Introduction à la troisième partie
- Publication type: Book chapter
- Book: Théorie(s) de l’ecphrasis entre Antiquité et première modernité
- Pages: 201 to 201
- Collection: Rhetorical Universe, n° 7
« Il n’y a rien qui ne puisse être décrit », affirme le P. Masen dans sa Palæstra oratoria. Morceau de bravoure et séquence pathétique, en effet, le discours descriptif ne se cantonne pas aux seuls passages décoratifs. Il peut également assumer une fonction argumentative et participer d’une visée plus faiblement informative. Tout peut être revêtu de l’éclat de l’enargeia, tout peut devenir un spectacle, pour charmer, émouvoir, persuader. De ce fait, la description constitue l’un des ressorts le plus puissants de l’arsenal de l’orateur. Elle peut rehausser les objets les plus infimes, comme anéantir les plus élevés. Mais si tout peut être décrit, comment maîtriser une matière aussi ample ? Car on l’a vu, si tout peut faire l’objet d’une représentation énargique, tout ne doit pas pour autant être mis devant les yeux.
Les mises en garde des théoriciens contre l’excès des détails dénoncent notamment le risque d’une hypertrophie descriptive aussi bien que de l’introduction d’images malséantes. Les rhéteurs antiques le faisaient déjà remarquer, il ne faut pas s’attarder sur certains détails ouvrant la voie à la représentation de l’horreur ou de ce qui n’est pas moralement ou socialement tolérable. La description, en effet, qui est d’autant plus efficace qu’elle s’insinue dans l’imagination, voire l’envahit, se rapproche dangereusement des limites de l’acceptable. Pour endiguer cette prolifération d’images, et pour donner aux écoliers et futurs orateurs des inventaires raisonnés de thèmes descriptifs, les théoriciens ont recensé des catégories générales d’objets le plus fréquemment décrits.

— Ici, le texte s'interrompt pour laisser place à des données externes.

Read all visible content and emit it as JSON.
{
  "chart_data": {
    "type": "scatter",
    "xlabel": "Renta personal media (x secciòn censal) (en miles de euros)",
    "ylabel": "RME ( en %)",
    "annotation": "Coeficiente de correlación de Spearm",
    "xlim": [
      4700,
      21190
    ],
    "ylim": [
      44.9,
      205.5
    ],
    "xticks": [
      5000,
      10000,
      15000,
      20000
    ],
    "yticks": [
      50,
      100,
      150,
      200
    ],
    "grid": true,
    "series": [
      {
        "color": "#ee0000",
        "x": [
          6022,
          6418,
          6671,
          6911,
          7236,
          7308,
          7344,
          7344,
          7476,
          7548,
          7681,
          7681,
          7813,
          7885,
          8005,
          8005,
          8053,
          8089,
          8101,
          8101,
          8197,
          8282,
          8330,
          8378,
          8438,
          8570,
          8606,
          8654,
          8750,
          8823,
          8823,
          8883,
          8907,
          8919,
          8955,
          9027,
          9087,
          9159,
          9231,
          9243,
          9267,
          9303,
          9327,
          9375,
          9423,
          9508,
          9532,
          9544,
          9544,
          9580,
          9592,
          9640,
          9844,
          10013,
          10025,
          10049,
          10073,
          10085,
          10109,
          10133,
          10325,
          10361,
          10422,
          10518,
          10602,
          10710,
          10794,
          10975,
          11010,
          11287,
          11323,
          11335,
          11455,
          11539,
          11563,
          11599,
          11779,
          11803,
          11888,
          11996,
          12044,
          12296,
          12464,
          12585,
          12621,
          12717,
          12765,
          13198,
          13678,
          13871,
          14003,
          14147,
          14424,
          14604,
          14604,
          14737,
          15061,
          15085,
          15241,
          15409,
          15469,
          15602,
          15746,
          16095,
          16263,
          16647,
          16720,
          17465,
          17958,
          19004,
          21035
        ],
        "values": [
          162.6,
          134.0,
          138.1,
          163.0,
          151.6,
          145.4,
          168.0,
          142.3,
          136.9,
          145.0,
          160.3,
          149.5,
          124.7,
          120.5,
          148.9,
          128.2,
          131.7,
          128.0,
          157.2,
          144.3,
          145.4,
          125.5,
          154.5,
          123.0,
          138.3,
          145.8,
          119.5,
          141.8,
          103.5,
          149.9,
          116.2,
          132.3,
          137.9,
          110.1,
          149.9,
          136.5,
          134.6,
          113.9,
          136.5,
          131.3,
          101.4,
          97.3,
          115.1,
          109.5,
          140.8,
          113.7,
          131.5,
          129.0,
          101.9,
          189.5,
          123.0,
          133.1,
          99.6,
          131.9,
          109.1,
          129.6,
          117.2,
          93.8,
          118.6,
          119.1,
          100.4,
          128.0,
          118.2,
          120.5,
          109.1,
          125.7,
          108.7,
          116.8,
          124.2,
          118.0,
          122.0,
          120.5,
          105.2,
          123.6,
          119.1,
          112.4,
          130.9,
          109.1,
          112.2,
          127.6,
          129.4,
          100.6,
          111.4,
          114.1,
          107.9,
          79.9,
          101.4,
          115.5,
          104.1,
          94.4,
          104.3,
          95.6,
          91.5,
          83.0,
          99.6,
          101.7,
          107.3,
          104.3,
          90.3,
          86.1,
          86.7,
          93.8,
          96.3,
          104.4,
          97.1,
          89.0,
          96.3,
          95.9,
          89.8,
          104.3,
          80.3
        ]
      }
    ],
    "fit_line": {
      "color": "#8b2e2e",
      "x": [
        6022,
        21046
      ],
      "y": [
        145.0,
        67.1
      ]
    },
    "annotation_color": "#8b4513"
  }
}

Pour mieux cerner les traits de l’ecphrasis telle qu’elle parvient aux écrivains et aux lecteurs d’Ancien Régime, il nous semble utile de nous pencher sur la théorie de la description dans cette perspective thématique, autrement dit de passer en revue les objets de la description tels qu’ils ont été traités dans les ouvrages sur lesquels s’appuie notre étude. Pour ce faire, nous nous proposons d’aborder dans le détail les principales catégories descriptives proposées par les traités et Progymnasmata antiques, et leur réception à l’âge prémoderne : descriptions de personnes, d’actions et choses, de lieux et de moments.